Soluções tecnológicas monitoram retorno de povos tradicionais a seus territórios
O ano era 2016, quando a usina hidrelétrica de Belo Monte foi inaugurada, ao mesmo tempo em que impactou drasticamente a vida de centenas de ribeirinhos que vivam no entorno do Rio Xingu. De lá para cá, após a situação precária em que foram deixados os povos tradicionais que viviam naquela região, a hidrelétrica continuou funcionando, e até hoje, mesmo após diversos tramites judiciais e manifestações sociais, os ribeirinhos ainda não puderam retornar para casa. Agora, um projeto da Fundação Getulio Vargas, que utiliza de ferramentas tecnológicas de georeferenciamento, pode ser a solução para que os ribeirinhos possam viver novamente ao redor do Rio Xingu, com as condições de vida necessárias para manutenção de seu modo de vida tradicional.
Resultados de uma pesquisa realizada dentro deste projeto indicam potencial para uma grande crise de insegurança alimentar, caso os ribeirinhos não retornem aos seus territórios com as condições de vida asseguradas. Os números demonstram que a produção de frutas nessas comunidades caiu em média 70%, enquanto a produção de peixes diminuiu aproximadamente 30%, além de queda na produção de grãos, carne, verduras, entre outros.

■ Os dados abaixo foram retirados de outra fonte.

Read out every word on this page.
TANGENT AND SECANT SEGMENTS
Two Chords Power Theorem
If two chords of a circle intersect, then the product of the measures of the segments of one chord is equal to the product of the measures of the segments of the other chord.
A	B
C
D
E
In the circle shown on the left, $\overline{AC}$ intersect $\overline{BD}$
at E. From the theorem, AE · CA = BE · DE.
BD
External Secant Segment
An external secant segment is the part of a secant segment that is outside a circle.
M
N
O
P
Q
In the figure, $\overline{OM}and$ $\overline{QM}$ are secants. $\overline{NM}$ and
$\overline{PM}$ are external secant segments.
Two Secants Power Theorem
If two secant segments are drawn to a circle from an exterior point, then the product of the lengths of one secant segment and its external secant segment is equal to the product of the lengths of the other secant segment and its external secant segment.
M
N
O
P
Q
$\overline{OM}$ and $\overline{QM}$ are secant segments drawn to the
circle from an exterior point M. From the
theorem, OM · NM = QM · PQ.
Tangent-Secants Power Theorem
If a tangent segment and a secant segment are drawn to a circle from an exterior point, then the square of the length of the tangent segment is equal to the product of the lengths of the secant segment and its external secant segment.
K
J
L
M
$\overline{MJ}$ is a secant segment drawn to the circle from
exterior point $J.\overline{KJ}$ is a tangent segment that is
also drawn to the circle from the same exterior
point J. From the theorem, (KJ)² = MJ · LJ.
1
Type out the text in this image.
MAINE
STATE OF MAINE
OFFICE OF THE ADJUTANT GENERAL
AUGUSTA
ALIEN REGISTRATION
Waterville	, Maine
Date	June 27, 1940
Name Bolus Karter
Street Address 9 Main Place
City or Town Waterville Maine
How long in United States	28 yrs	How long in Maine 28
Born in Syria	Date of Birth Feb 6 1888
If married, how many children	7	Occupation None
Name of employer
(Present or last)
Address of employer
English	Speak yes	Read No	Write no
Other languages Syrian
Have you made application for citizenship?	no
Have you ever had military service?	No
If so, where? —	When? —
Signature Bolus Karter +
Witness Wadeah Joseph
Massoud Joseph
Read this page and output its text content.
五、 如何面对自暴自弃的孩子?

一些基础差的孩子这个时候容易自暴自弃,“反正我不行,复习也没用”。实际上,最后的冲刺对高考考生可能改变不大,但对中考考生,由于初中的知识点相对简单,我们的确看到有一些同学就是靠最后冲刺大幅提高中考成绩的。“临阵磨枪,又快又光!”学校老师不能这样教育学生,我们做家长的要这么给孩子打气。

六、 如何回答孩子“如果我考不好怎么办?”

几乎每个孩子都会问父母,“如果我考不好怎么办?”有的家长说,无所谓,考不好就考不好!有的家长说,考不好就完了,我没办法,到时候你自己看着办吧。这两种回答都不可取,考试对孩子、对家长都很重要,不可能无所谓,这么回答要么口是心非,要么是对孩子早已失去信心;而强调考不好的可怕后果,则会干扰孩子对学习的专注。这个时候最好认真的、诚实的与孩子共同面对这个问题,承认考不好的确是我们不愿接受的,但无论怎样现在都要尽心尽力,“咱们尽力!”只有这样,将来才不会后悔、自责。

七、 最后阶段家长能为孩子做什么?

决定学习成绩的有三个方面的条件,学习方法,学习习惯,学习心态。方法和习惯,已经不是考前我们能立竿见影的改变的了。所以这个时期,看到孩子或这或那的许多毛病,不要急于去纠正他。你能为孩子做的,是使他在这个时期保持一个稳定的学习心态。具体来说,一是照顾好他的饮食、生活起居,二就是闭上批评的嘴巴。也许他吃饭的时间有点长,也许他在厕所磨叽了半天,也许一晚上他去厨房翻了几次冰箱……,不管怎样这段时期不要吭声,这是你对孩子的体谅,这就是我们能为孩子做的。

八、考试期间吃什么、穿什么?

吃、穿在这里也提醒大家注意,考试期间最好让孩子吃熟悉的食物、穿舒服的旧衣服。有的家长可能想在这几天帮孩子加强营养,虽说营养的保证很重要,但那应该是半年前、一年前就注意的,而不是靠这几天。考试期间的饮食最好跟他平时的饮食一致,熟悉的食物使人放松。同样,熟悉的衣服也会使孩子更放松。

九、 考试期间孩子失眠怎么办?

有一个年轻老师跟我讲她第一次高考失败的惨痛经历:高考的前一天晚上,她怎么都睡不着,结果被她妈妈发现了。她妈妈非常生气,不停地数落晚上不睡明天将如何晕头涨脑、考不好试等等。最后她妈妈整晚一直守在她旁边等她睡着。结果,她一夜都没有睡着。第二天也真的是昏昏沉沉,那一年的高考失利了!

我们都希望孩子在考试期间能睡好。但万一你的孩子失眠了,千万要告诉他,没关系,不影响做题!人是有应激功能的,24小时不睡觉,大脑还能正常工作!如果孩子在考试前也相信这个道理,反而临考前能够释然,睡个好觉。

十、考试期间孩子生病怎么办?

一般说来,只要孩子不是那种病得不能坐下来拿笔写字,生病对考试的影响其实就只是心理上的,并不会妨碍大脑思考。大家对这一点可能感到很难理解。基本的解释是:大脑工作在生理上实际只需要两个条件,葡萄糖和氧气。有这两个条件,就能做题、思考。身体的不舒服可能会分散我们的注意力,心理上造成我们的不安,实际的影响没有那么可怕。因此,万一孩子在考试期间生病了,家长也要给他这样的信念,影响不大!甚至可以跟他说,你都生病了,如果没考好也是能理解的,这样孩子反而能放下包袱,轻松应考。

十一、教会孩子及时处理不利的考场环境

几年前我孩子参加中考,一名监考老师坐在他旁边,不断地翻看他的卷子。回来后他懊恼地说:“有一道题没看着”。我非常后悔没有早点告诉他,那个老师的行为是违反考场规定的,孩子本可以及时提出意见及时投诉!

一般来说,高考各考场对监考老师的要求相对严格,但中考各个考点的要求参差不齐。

A pesquisadora que está à frente do estudo, Flavia Scabin, explica que nesta nova fase do projeto, os pesquisadores irão retornar ao território com o intuito de monitorar, por meio de ferramentas tecnológicas, as ações por parte do governo, da empresa responsável pela administração da hidrelétrica e do Ibama. Foi o Instituto quem estabeleceu o reassentamento dos ribeirinhos às proximidades do Rio Xingu, de onde foram deslocados no processo de licenciamento da Usina de Belo Monte.
Flavia declara que o objetivo do monitoramento constante é para evitar que os ribeirinhos “sejam deixados para trás”, ao assegurar que nenhuma ação ou política possa gerar discriminação, exclusão e aumento de desigualdades, em diferentes tipos de vulnerabilidade, como raça, etnia, gênero, entre outras. Segundo ela, este ideal está alinhado com a Organização das Nações Unidas (ONU) como uma das principais metas da Agenda 2030 dos Objetivos do Desenvolvimento Sustentável.
Tecnologia no combate à insegurança alimentar
Dentro deste projeto, o conhecimento científico foi somado aos ensinamentos locais, dando origem a uma plataforma capaz de monitorar a qualidade da água, dos peixes e do solo. Além de supervisionar o retorno dos povos tradicionais, a intenção é proporcionar a resiliência das comunidades para que não enfrentem crises sanitárias ou alimentares, por meio do acesso à informação compartilhada em tempo real, a respeito da gestão de adaptação das suas vidas.
“A insegurança alimentar é um dos fatores que mais nos preocupa e em relação a esse aspecto seria possível traçar um paralelo com a situação dos Yanomamis. Segundo um levantamento que realizamos junto a 122 famílias que foram deslocadas da região do Rio Xingu e reassentadas distante do Rio, há a percepção de piora na produção de diferentes tipos de alimentos, da forma como mostra o gráfico abaixo sobre produção de alimentos das famílias que não foram realocadas ao Xingu”, alertou Flavia.
Nota: O universo corresponde a 122 famílias não reassentadas (100%) no Xingu para cada categoria e referem-se apenas ao percentual de menção daquela determinada categoria pelos (as) respondentes. A soma dos percentuais apresentados não totaliza 100% pois um indivíduo pode ter formulados respostas que cabem em mais de uma categoria.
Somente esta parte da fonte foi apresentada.